La facture hospitalière reste difficilement prévisible pour les patients belges. En 2024, les suppléments d’honoraires ont de nouveau fortement augmenté, relançant le débat politique et mutualiste sur leur encadrement, voire leur suppression.
Les frais à charge du patient lors d’une hospitalisation peuvent rapidement atteindre des niveaux élevés. Selon deux rapports publiés par l’Agence intermutualiste (AIM), un séjour classique en chambre individuelle a coûté en moyenne 2.778 euros en 2024, soit huit fois plus qu’en chambre commune. Même dans cette dernière, 5% des hospitalisations dépassent encore les 1.000 euros.
La facture excède 3.000 euros pour près de 105.000 séjours hospitaliers et franchit même le cap des 10.000 euros dans environ 7.500 cas. En cause notamment: des suppléments d’honoraires dont le montant absolu n’est pas plafonné et dont le pourcentage varie fortement selon les hôpitaux, de 100% à 300%.
760 millions d’euros de suppléments
Au total, 1,6 milliard d’euros ont été facturés aux patients en 2024 pour les hospitalisations classiques et de jour dans les hôpitaux généraux et universitaires. Les suppléments d’honoraires représentent près de la moitié de ce montant, soit 760 millions d’euros, en hausse de 9,1% par rapport à 2023. Une progression plus rapide que celle de l’intervention de l’assurance maladie ou du ticket modérateur.
Ces chiffres inquiètent le ministre fédéral de la Santé, Frank Vandenbroucke, qui plaide pour une régulation urgente. Il pointe une situation très inégale: 10% des médecins concentrent à eux seuls 43% des suppléments facturés, avec de fortes disparités entre établissements. Une complexité que le ministre juge incompréhensible pour les patients.
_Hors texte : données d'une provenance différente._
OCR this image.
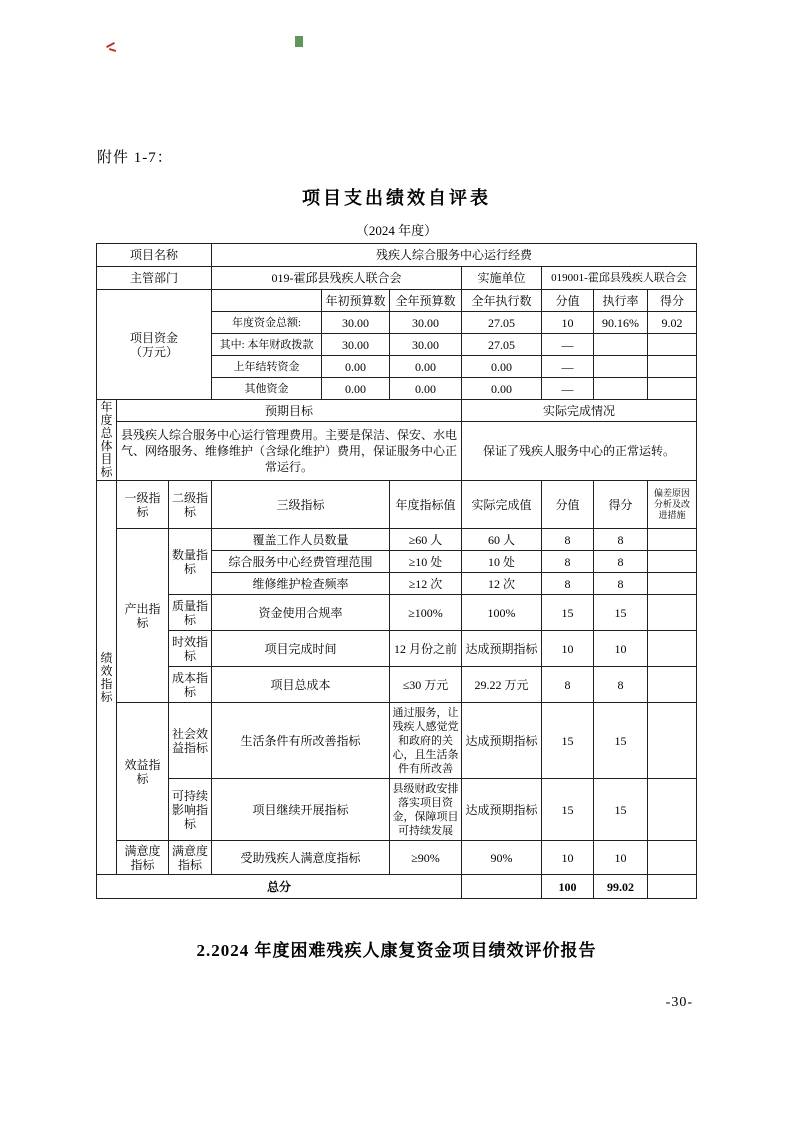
附件 1-7：
项目支出绩效自评表
（2024 年度）
项目名称			残疾人综合服务中心运行经费						
主管部门			019-霍邱县残疾人联合会			实施单位	019001-霍邱县残疾人联合会		

项目资金
（万元）				年初预算数	全年预算数	全年执行数	分值	执行率	得分
			年度资金总额:	30.00	30.00	27.05	10	90.16%	9.02
			其中: 本年财政拨款	30.00	30.00	27.05	—		
			上年结转资金	0.00	0.00	0.00	—		
			其他资金	0.00	0.00	0.00	—		
年度总体目标	预期目标					实际完成情况			
	县残疾人综合服务中心运行管理费用。主要是保洁、保安、水电气、网络服务、维修维护（含绿化维护）费用，保证服务中心正常运行。					保证了残疾人服务中心的正常运转。			
绩效指标	一级指标	二级指标	三级指标		年度指标值	实际完成值	分值	得分	偏差原因分析及改进措施
	产出指标	数量指标	覆盖工作人员数量		≥60 人	60 人	8	8	
			综合服务中心经费管理范围		≥10 处	10 处	8	8	
			维修维护检查频率		≥12 次	12 次	8	8	
		质量指标	资金使用合规率		≥100%	100%	15	15	
		时效指标	项目完成时间		12 月份之前	达成预期指标	10	10	
		成本指标	项目总成本		≤30 万元	29.22 万元	8	8	
	效益指标	社会效益指标	生活条件有所改善指标		通过服务，让残疾人感觉党和政府的关心，且生活条件有所改善	达成预期指标	15	15	
		可持续影响指标	项目继续开展指标		县级财政安排落实项目资金，保障项目可持续发展	达成预期指标	15	15	
	满意度指标	满意度指标	受助残疾人满意度指标		≥90%	90%	10	10	
总分							100	99.02	
2.2024 年度困难残疾人康复资金项目绩效评价报告
-30-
Une proposition de loi est sur la table, mais un processus de concertation est prévu jusqu’en 2028. À défaut d’accord, l’exécutif pourrait imposer un plafond. Sans réforme, le ministre redoute une dérive vers un système de type américain, davantage dépendant des assurances privées.
Les mutualités montent au créneau
La Mutualité chrétienne va plus loin et plaide pour une suppression progressive des suppléments d’honoraires à l’hôpital. La mutuelle dénonce une charge financière déjà lourde pour les patients, aggravée par une hausse des suppléments plus rapide que celle des tarifs officiels et par un manque de transparence susceptible de retarder des soins.
Selon la MC, le baromètre de l’Agence Intermutualiste illustre surtout l’urgence d’une réforme du financement hospitalier. Elle critique des pratiques de facturation jugées abusives et des écarts de prix qu’elle estime injustifiables, tant entre hôpitaux qu’au sein d’un même établissement.